Is that fair? We’ll, we’re deciding if we want the man to have the key to the most powerful arsenal ever assembled. If he can’t survive the scrutiny of the Blogosphere, who James Lileks recently described as an “obsessive sort with lots of time on their hands”, is he someone who should be trusted with this power?
The 1972-style media seems to think so.
When Joe Biden described Obama in early 2007 as “clean,” what he meant, once you translated the typically painful Biden-ese into English, was that Obama didn’t have the same sort of radical chic paper trail that could come back to bite him in the Barack as other previous black leftwing presidential candidates. (See also: Sharpton, Al.) The appearance of Rev. Wright and Bill Ayers began to complicate Obama’s narrative, but Obama’s handlers, the JournoList, the complicit MSM, and the financial meltdown all helped to clobber a sclerotic and supine McCain campaign that was terrified of being branded racist. (Well over four years of this slash and burn tactic by the left have greatly devalued the potency of the scarlet-R, but then, short-term tactics often blind the left to their more permanent implications.)

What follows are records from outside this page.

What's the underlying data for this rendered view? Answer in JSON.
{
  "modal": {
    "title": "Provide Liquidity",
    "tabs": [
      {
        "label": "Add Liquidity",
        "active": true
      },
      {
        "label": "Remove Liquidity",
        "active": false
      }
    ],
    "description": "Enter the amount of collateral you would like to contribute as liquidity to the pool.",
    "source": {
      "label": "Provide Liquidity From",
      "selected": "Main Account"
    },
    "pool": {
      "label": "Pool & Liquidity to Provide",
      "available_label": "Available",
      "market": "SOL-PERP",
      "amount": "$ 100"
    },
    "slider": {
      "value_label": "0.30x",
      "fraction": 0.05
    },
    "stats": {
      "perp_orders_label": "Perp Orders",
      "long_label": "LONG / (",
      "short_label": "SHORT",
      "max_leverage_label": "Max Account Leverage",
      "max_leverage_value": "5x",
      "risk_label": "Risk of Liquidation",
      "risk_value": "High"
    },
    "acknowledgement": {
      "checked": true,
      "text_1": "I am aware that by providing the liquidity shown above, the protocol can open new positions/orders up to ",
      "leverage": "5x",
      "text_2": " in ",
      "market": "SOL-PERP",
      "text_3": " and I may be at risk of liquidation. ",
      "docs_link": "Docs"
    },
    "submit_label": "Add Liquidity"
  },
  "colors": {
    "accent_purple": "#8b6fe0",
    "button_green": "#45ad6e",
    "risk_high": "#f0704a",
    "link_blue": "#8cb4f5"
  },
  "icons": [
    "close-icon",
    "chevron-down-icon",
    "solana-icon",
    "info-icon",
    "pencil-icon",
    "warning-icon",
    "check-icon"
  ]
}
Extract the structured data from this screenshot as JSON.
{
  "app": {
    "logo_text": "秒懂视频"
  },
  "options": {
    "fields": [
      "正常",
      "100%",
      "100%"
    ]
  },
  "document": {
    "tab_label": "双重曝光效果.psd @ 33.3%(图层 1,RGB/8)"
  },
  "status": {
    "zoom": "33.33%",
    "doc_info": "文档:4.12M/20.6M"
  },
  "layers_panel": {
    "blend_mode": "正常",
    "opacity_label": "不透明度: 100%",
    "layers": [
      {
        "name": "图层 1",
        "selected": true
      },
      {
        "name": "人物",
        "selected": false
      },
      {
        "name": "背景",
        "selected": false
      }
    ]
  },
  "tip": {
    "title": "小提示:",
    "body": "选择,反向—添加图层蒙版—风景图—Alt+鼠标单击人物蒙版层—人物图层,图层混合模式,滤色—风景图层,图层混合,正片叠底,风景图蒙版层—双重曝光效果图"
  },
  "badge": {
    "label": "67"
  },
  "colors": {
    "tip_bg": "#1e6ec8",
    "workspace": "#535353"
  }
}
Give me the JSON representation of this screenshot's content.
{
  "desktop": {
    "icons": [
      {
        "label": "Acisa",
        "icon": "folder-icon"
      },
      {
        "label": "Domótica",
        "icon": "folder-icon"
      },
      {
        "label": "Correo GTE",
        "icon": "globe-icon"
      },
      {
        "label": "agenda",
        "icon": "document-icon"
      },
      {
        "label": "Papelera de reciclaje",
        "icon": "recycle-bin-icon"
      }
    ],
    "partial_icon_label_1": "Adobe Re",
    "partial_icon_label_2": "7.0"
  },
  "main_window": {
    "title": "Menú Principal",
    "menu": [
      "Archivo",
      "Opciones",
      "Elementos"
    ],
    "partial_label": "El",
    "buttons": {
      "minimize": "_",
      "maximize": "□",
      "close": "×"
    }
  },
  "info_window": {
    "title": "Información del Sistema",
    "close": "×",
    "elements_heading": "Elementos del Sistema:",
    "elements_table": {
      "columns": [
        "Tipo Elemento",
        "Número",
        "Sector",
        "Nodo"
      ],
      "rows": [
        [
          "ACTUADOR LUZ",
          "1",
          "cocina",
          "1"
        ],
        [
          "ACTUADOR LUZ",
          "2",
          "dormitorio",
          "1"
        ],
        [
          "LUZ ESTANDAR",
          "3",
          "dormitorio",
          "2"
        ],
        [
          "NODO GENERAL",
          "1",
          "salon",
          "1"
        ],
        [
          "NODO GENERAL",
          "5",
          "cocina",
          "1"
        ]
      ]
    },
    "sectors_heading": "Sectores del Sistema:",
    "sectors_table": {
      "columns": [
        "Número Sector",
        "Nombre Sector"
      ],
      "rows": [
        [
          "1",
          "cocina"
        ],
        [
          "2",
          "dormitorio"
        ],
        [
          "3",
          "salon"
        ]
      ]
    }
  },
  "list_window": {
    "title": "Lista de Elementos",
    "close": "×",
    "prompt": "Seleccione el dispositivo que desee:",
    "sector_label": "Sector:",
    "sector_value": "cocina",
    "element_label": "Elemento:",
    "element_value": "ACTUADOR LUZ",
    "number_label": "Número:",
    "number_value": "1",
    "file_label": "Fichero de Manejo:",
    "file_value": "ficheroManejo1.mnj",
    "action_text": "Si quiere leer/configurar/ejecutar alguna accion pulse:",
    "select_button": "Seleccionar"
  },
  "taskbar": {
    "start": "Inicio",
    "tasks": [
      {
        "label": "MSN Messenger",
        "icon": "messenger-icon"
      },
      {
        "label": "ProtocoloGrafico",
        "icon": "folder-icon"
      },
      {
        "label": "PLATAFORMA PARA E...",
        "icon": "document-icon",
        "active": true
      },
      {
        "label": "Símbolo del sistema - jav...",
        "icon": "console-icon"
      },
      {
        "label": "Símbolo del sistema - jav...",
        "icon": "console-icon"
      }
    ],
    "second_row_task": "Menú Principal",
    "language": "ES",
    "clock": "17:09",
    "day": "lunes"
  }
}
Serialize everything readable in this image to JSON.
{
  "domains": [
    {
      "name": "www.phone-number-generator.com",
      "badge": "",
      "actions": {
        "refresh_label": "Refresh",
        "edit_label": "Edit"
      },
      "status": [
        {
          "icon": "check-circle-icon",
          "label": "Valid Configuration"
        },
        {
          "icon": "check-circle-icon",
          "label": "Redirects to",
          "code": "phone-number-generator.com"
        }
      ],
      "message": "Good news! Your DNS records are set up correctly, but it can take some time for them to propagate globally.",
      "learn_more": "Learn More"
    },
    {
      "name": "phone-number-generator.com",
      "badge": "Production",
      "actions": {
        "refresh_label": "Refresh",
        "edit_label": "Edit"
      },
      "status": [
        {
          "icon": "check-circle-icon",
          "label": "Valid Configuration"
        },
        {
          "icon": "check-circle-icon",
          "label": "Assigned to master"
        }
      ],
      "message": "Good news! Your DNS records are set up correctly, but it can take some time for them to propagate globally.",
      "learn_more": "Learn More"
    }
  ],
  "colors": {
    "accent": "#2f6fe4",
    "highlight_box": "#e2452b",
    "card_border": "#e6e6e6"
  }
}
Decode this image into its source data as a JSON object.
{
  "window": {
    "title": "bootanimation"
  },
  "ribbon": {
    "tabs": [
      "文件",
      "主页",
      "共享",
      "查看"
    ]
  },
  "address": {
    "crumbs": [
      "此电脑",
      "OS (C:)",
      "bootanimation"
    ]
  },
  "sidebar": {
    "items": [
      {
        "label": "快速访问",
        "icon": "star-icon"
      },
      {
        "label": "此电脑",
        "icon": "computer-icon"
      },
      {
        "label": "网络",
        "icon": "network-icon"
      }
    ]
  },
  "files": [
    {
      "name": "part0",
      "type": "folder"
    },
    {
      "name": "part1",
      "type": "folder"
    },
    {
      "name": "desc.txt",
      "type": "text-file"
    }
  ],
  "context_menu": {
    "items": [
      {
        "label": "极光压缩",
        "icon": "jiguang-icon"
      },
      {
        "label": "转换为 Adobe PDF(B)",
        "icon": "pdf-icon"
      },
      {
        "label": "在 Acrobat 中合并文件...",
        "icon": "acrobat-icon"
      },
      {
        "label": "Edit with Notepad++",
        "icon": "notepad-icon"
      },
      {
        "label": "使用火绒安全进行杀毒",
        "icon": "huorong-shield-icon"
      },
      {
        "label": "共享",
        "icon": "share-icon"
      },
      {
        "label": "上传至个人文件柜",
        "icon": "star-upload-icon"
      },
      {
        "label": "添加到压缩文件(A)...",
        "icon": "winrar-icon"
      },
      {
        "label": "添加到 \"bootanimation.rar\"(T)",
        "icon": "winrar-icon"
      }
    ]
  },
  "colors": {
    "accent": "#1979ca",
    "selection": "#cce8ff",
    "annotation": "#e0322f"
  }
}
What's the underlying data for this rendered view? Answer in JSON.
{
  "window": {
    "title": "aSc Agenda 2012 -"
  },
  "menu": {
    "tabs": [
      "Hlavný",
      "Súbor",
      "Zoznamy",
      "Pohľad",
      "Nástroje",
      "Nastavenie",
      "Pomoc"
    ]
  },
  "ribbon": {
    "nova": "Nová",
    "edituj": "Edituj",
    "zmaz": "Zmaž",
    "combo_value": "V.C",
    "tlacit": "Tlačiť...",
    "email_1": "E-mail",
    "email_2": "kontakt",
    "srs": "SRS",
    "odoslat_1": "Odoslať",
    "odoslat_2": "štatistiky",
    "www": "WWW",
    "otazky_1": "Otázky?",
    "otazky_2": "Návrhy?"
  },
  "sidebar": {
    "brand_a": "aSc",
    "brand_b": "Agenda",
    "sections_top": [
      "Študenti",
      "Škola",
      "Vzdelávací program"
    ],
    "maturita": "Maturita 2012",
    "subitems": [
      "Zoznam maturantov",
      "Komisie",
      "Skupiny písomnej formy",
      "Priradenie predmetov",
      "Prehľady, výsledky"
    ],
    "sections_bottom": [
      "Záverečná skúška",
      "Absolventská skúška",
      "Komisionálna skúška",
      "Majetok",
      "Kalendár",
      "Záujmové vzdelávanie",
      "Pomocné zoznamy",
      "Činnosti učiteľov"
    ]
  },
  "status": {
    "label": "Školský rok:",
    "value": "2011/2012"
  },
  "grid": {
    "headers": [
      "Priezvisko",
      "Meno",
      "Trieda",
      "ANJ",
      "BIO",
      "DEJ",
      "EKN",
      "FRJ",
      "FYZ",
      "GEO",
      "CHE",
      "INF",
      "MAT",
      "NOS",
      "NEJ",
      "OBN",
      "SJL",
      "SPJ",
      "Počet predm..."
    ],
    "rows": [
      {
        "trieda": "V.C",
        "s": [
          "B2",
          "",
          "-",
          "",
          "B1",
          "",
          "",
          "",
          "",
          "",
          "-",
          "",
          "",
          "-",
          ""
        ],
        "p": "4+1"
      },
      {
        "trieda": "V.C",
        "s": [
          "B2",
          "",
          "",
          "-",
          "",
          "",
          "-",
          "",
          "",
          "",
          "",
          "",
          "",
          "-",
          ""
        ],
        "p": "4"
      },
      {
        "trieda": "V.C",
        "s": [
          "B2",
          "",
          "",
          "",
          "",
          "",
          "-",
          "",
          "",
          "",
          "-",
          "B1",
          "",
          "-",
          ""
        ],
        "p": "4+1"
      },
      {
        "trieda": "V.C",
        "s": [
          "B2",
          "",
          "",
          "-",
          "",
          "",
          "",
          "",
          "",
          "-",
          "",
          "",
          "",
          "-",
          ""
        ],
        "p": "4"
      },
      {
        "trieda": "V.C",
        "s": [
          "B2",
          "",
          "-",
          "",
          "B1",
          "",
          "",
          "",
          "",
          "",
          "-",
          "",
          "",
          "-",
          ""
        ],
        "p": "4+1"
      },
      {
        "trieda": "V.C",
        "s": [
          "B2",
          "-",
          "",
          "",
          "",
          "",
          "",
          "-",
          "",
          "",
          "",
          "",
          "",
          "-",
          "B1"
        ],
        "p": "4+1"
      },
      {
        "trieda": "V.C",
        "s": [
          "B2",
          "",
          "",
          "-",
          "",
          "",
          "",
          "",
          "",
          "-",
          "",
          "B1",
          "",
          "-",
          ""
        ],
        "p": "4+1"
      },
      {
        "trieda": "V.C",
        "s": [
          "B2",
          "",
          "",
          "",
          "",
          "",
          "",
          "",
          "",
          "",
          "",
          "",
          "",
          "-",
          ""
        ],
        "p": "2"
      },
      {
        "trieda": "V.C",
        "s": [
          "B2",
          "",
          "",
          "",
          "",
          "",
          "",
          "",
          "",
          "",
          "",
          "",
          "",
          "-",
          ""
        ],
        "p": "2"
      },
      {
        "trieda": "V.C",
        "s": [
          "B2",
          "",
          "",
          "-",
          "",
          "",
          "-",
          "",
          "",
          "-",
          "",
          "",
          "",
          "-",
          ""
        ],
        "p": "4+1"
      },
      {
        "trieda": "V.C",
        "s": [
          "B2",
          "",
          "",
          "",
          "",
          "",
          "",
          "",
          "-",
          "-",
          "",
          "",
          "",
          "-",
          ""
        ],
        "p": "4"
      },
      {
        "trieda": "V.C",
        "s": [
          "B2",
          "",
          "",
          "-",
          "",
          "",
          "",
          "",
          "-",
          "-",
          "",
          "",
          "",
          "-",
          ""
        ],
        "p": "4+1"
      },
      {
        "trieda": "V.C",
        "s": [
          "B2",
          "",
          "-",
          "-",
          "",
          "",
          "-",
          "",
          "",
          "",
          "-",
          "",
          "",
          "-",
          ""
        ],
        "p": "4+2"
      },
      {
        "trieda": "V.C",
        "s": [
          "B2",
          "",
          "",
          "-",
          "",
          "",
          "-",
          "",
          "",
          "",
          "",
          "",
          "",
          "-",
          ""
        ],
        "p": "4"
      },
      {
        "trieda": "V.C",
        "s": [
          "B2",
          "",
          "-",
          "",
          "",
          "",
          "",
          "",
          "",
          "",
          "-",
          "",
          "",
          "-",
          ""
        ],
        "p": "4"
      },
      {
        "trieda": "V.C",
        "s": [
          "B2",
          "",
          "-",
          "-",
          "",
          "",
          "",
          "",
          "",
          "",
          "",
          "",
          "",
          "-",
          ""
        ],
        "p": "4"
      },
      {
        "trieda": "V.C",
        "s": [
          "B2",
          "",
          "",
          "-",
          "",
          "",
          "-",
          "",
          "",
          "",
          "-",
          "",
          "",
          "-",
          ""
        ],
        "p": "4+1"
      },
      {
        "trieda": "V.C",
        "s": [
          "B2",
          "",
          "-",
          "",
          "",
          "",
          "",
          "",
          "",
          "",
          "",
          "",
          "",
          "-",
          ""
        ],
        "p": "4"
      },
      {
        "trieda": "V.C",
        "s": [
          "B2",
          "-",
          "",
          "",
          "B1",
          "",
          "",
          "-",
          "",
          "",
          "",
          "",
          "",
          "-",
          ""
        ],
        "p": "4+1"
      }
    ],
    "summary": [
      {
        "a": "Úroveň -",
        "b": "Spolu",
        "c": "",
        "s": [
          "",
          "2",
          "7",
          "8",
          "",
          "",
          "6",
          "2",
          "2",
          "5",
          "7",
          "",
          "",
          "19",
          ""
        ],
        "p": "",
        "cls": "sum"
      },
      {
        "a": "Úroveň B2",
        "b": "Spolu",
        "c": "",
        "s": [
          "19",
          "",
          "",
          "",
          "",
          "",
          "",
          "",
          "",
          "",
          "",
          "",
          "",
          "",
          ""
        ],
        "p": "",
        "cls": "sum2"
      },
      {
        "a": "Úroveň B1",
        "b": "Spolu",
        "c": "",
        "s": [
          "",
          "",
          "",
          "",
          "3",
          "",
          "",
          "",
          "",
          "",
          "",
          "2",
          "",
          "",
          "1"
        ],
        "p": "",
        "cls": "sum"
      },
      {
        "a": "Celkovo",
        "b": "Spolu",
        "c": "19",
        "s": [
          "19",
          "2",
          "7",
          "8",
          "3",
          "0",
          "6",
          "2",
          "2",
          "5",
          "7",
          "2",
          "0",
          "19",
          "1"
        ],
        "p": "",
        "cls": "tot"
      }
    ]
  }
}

But to govern is to choose, and between his words before and during the 2008 campaign and once in office, Obama now has a substantial paper trail — several trillions of dollars worth, as the above clip tacitly highlights– and more importantly, as Moe writes, a video trail as well. If you’re a politician whose promises invariably come with expiration dates, YouTube and its competitors present a problem:
It never goes away.
This is a problem because politicians have been operating under the paradigm that you can make inconvenient things from your past go away, if you really, really need to. And I’m not talking about the big things, like a dead girl in your bed or a federal conviction for racketeering; I’m talking about embarrassing statements from the past, flip-flops that you don’t want to dwell on, inconvenient votes, or just taking out your bad day on somebody who happened to be in range at the wrong moment. In short, anything that looks bad in a campaign commercial; but before February of 2005 it was a lot harder to show that sort of thing to people without the assistance of a professional video editor. And even then there were set media channels for that sort of thing, that typically cost money to get on, and you had to pick a time to air it, and…
Well, you see where this is going: we are now living in an universe where those assumptions are not only false, but they’re kind of naive. This is, of course, a self-correcting ‘problem:’ in 2010 we saw how viral footage and instantly accessible records somewhat dramatically resulted in requiring a startlingly large number of politicians to seek a second career as lobbyists. And that will happen in 2012 as well (2014, to a lesser extent); the easy targets will be hammered most powerfully.
The problem for the President? He’s one of those easy targets, as the above video shows. It was not a good idea to yell about the debt incurred by your predecessor when you’re going to end up beating his record in half the time; but Barack Obama is very much an old-style politician – and, at that, one not used to being called on his record (this is where a lack of re-election campaign experience hurts). He’s thus got four to six years of potential gaffes to explain away… and the worst bit (for him)? Everybody has access to those gaffes.
You can’t always come back, baby — because YouTube never forgets.